I’m sincerely sorry about what happened to your relative, afterhoursarmory.
I had a legitimate duty of training with demo for a few years—mostly materials that were very stable and efficient. Yes, black powder can be very dangerous. Depends on what’s done with it. It’s relatively very bulky, smoky, dirty, flashy stuff, too.
And oh, yeah, BenLurkin, if in any kind of container (a building, for example), it can make a big blast, and with fairly flammable materials around, a fire. Black powder was notorious for unintentional, incidental fires in a few battles in the 1800s.
Black powder can also work very nicely and surprisingly accurately in a well built muzzle loader or even a cartridge similar to what was originally made for it. I’m too lazy to do all of that cleaning afterwards, though. ;-)
“Im too lazy to do all of that cleaning afterwards, though. “
I hear ya.
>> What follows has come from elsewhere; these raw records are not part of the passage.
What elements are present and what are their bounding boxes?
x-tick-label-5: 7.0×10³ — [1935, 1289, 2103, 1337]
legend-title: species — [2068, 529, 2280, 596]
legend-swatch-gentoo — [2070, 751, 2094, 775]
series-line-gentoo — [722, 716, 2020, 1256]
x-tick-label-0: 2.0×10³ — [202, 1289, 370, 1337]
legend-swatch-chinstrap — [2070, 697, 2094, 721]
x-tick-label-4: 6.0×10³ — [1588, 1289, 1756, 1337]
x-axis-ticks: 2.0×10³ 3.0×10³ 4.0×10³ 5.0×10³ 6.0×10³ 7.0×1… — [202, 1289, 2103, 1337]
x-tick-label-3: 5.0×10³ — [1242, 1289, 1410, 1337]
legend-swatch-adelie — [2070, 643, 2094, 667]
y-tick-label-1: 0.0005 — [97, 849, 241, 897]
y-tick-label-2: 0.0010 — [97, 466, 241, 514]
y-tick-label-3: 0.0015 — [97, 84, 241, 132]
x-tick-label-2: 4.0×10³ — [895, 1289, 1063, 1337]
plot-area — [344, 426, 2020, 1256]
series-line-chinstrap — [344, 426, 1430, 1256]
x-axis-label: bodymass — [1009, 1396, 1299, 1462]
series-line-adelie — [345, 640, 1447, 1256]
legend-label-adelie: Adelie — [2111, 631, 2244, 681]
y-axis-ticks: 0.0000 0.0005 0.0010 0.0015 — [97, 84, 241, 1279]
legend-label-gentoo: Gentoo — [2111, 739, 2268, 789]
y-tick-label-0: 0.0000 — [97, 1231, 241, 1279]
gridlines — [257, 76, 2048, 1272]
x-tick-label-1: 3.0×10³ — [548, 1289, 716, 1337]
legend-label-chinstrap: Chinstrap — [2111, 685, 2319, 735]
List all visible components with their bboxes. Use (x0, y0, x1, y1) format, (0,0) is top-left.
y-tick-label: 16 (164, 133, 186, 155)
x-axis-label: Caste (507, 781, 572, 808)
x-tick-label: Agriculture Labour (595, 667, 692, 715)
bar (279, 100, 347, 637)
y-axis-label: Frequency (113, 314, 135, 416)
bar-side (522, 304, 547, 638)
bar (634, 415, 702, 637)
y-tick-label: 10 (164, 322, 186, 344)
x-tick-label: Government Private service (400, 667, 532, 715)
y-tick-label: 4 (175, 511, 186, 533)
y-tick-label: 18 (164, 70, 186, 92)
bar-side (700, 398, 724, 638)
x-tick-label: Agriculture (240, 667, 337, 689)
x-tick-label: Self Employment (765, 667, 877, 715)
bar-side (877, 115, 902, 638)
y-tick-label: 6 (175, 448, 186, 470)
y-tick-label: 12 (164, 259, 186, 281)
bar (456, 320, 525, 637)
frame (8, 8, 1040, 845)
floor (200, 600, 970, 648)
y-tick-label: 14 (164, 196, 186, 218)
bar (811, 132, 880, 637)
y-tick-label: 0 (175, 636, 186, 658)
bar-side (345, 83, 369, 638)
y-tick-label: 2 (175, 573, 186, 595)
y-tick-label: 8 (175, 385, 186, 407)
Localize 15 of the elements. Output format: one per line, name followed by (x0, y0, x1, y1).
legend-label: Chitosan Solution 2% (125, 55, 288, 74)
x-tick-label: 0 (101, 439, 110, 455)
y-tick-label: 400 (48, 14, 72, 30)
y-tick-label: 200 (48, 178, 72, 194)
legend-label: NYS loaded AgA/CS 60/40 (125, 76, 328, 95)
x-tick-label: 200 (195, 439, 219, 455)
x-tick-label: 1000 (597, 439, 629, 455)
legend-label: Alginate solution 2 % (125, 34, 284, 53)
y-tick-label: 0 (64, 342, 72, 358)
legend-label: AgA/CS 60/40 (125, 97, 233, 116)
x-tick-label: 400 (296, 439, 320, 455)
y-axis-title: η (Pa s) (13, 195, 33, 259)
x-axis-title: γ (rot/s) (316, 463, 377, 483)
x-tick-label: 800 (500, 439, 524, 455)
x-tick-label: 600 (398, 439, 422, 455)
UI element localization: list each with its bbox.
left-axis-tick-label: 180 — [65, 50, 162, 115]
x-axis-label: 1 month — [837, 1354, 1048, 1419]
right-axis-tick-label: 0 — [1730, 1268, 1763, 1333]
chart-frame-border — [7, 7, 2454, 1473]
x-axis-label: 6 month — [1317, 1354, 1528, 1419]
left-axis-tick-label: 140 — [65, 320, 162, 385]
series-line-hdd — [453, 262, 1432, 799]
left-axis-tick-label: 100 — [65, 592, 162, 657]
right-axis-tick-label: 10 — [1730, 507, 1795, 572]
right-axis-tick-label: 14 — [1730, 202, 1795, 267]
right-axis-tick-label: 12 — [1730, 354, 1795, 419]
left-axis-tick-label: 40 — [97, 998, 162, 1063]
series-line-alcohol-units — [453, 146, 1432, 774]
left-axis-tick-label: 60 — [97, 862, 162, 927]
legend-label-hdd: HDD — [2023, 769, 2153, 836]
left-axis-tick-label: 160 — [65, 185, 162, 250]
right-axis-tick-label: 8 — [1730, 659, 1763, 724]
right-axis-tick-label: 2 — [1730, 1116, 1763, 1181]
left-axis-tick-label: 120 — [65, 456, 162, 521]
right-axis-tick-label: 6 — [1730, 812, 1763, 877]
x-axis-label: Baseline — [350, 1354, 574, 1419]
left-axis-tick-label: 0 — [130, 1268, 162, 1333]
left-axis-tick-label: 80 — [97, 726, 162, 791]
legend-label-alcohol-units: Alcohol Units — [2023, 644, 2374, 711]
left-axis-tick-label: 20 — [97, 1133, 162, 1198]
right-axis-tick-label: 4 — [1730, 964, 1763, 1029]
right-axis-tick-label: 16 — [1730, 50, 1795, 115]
I own several BP weapons ranging from .32 to .58 caliber. The 58 shoots a 600 gr civil war replica projectile. My favorite is my Walker. I know I should not do this, but just cannot help it. I load each hole in the cylinder level full with 3F, then force the ball into the chamber until flush. Talk about kick, talk about bang. This of course causes the loading lever to come loose and fall down, which the gun was notorious for in the first place. It’s fairly accurate when reasonably loaded, with good projectile penetration.
IMO to do a good job of cleaning, it takes a minimum of 1/2 hour per weapon. The frontiersman did not have that luxury, probably did not have time to run an animal lard patch through it. To replicate this, I have purposely left some of mine uncleaned for months. As long as they stay dry, rust does not set up.